How to get time difference in days since last date (lag) in R using datatable?
person_id diag_date concept_id event diff_prev_event
1: 1 2012-01-15 4265600 comorb NA secs
2: 1 2012-01-15 201820 comorb 0 secs
3: 1 2012-03-15 4265600 comorb 5184000 secs
4: 2 2012-03-15 201820 comorb NA secs
5: 2 2012-06-22 201820 comorb 8553600 secs
6: 2 2012-06-22 4265600 comorb 0 secs
我正在尝试计算每个人自上次活动以来的天数。我 运行 有两个问题。
- 时差以秒为单位显示。我需要得到日子。 (5184000 秒 = 30 天)
- 如果两天是相同的日期,那么第二个显示的是 0,而它应该查看的是不同的日期。第 5 行和第 6 行是同一日期,因此它们会有相同的日期差异。
这是我试过的代码:
dt[order(diag_date),diff_prev_event := difftime(diag_date, lag( diag_date)), by = c("person_id") ]
指定 units
library(data.table)
dt[order(diag_date),diff_prev_event := difftime(diag_date,
lag( diag_date), units = 'days'), by = c("person_id") ]

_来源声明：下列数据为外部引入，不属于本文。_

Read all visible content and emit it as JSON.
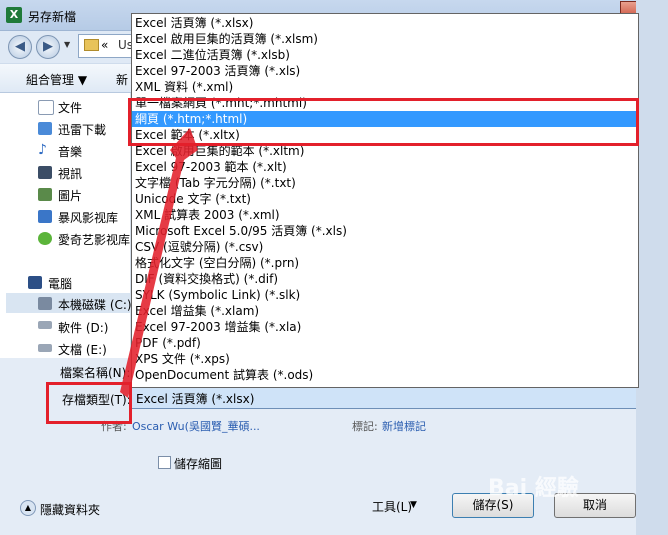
{
  "window": {
    "title": "另存新檔",
    "app_icon": "X",
    "close": "✕"
  },
  "nav": {
    "back": "◀",
    "forward": "▶",
    "history": "▼",
    "breadcrumb_sep": "«",
    "breadcrumb_text": "Us"
  },
  "toolbar": {
    "organize": "組合管理 ▼",
    "new_folder": "新"
  },
  "sidebar": {
    "items": [
      "文件",
      "迅雷下載",
      "音樂",
      "視訊",
      "圖片",
      "暴风影视库",
      "愛奇艺影视库"
    ],
    "computer": "電腦",
    "drives": [
      "本機磁碟 (C:)",
      "軟件 (D:)",
      "文檔 (E:)"
    ]
  },
  "form": {
    "filename_label": "檔案名稱(N):",
    "filetype_label": "存檔類型(T):",
    "filetype_value": "Excel 活頁簿 (*.xlsx)",
    "author_label": "作者:",
    "author_value": "Oscar Wu(吳國賢_華碩...",
    "tags_label": "標記:",
    "tags_value": "新增標記",
    "thumbnail_label": "儲存縮圖"
  },
  "footer": {
    "hide_folders": "隱藏資料夾",
    "tools": "工具(L)",
    "save": "儲存(S)",
    "cancel": "取消"
  },
  "dropdown": {
    "selected_index": 6,
    "options": [
      "Excel 活頁簿 (*.xlsx)",
      "Excel 啟用巨集的活頁簿 (*.xlsm)",
      "Excel 二進位活頁簿 (*.xlsb)",
      "Excel 97-2003 活頁簿 (*.xls)",
      "XML 資料 (*.xml)",
      "單一檔案網頁 (*.mht;*.mhtml)",
      "網頁 (*.htm;*.html)",
      "Excel 範本 (*.xltx)",
      "Excel 啟用巨集的範本 (*.xltm)",
      "Excel 97-2003 範本 (*.xlt)",
      "文字檔 (Tab 字元分隔) (*.txt)",
      "Unicode 文字 (*.txt)",
      "XML 試算表 2003 (*.xml)",
      "Microsoft Excel 5.0/95 活頁簿 (*.xls)",
      "CSV (逗號分隔) (*.csv)",
      "格式化文字 (空白分隔) (*.prn)",
      "DIF (資料交換格式) (*.dif)",
      "SYLK (Symbolic Link) (*.slk)",
      "Excel 增益集 (*.xlam)",
      "Excel 97-2003 增益集 (*.xla)",
      "PDF (*.pdf)",
      "XPS 文件 (*.xps)",
      "OpenDocument 試算表 (*.ods)"
    ]
  },
  "watermark": "Bai 經驗",
  "colors": {
    "highlight": "#e3202b",
    "selection": "#3399ff"
  }
}
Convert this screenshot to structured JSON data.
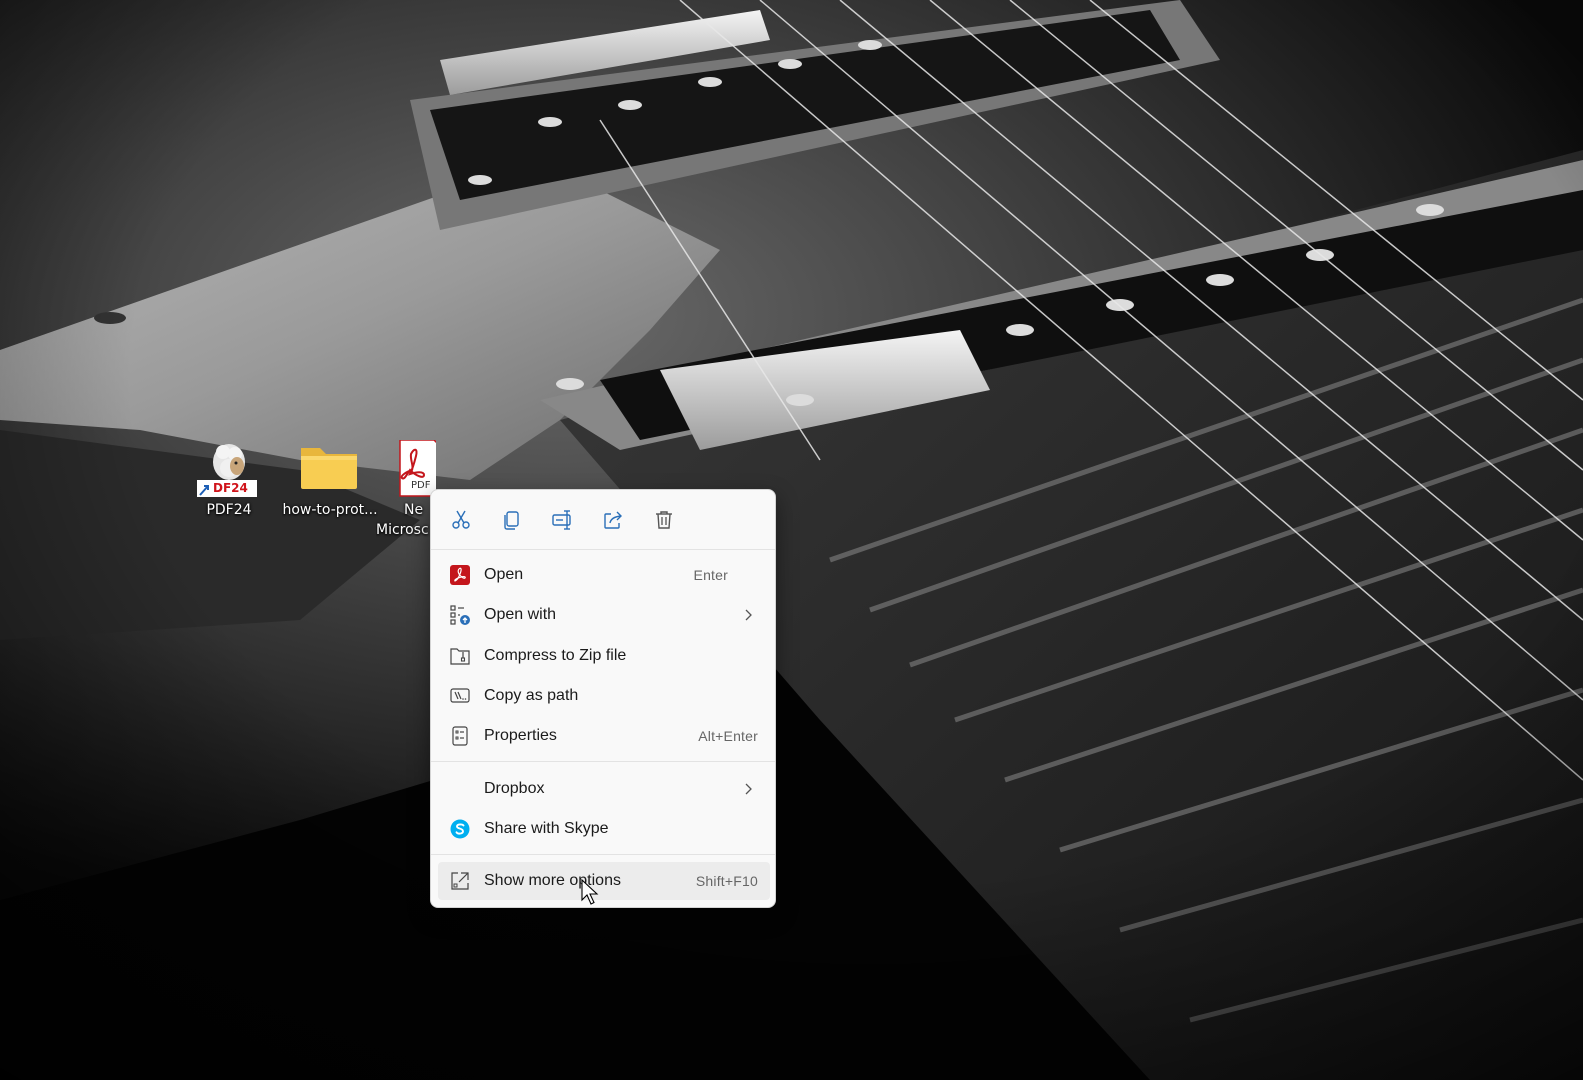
{
  "desktop": {
    "icons": [
      {
        "label": "PDF24",
        "icon": "pdf24-sheep-icon",
        "badge": "DF24"
      },
      {
        "label": "how-to-prot...",
        "icon": "folder-icon"
      },
      {
        "label": "Ne",
        "label2": "Microsc",
        "icon": "pdf-file-icon",
        "file_tag": "PDF"
      }
    ]
  },
  "context_menu": {
    "toolbar": [
      {
        "name": "cut",
        "icon": "scissors-icon"
      },
      {
        "name": "copy",
        "icon": "copy-icon"
      },
      {
        "name": "rename",
        "icon": "rename-icon"
      },
      {
        "name": "share",
        "icon": "share-icon"
      },
      {
        "name": "delete",
        "icon": "trash-icon"
      }
    ],
    "items": [
      {
        "label": "Open",
        "shortcut": "Enter",
        "icon": "acrobat-icon"
      },
      {
        "label": "Open with",
        "submenu": true,
        "icon": "open-with-icon"
      },
      {
        "label": "Compress to Zip file",
        "icon": "zip-folder-icon"
      },
      {
        "label": "Copy as path",
        "icon": "copy-path-icon"
      },
      {
        "label": "Properties",
        "shortcut": "Alt+Enter",
        "icon": "properties-icon"
      },
      {
        "label": "Dropbox",
        "submenu": true,
        "icon": ""
      },
      {
        "label": "Share with Skype",
        "icon": "skype-icon"
      },
      {
        "label": "Show more options",
        "shortcut": "Shift+F10",
        "icon": "show-more-icon"
      }
    ]
  },
  "colors": {
    "menu_bg": "#f9f9f9",
    "accent_blue": "#2a6fb8",
    "acrobat_red": "#c4161c",
    "skype_blue": "#00aff0",
    "folder_yellow": "#f8cd52"
  }
}
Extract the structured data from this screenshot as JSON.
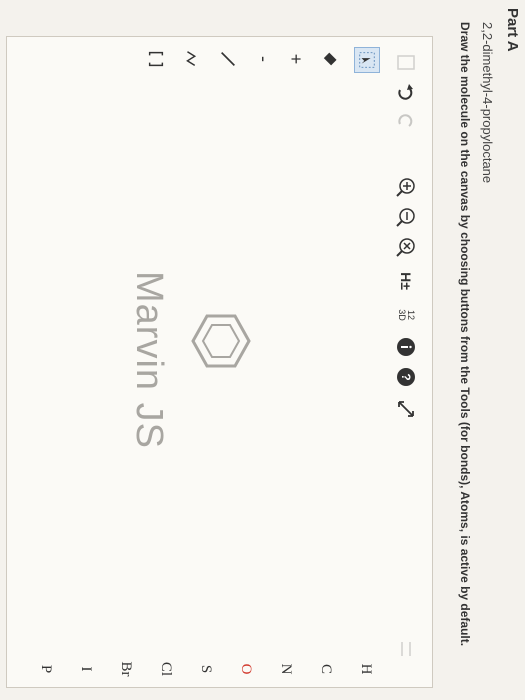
{
  "part": {
    "title": "Part A"
  },
  "question": {
    "compound": "2,2-dimethyl-4-propyloctane",
    "instructions": "Draw the molecule on the canvas by choosing buttons from the Tools (for bonds), Atoms, is active by default."
  },
  "toolbar": {
    "hydrogen_toggle": "H±",
    "numbering": "12\n3D",
    "help": "?"
  },
  "atoms": [
    "H",
    "C",
    "N",
    "O",
    "S",
    "Cl",
    "Br",
    "I",
    "P"
  ],
  "canvas": {
    "brand": "Marvin JS"
  },
  "colors": {
    "oxygen": "#d23a2e",
    "accent": "#8fb3d9",
    "muted": "#a8a6a1"
  }
}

然后,我们按 'person_id' 和 'diag_date' 分组,如果有多于一行
,则将值更改为 max
dt[, diff_prev_event := if(.N > 1) max(diff_prev_event,
na.rm = TRUE) else diff_prev_event, .(person_id, diag_date)]
> dt
person_id diag_date concept_id event diff_prev_event
<int> <Date> <int> <char> <difftime>
1: 1 2012-01-15 4265600 comorb 0 days
2: 1 2012-01-15 201820 comorb 0 days
3: 1 2012-03-15 4265600 comorb 60 days
4: 2 2012-03-15 201820 comorb NA days
5: 2 2012-06-22 201820 comorb 99 days
6: 2 2012-06-22 4265600 comorb 99 days
-输出
数据
dt <- structure(list(person_id = c(1L, 1L, 1L, 2L, 2L, 2L), diag_date = structure(c(15354,
15354, 15414, 15414, 15513, 15513), class = "Date"), concept_id = c(4265600L,
201820L, 4265600L, 201820L, 201820L, 4265600L), event = c("comorb",
"comorb", "comorb", "comorb", "comorb", "comorb")), row.names = c(NA,
-6L), class = c("data.table", "data.frame"))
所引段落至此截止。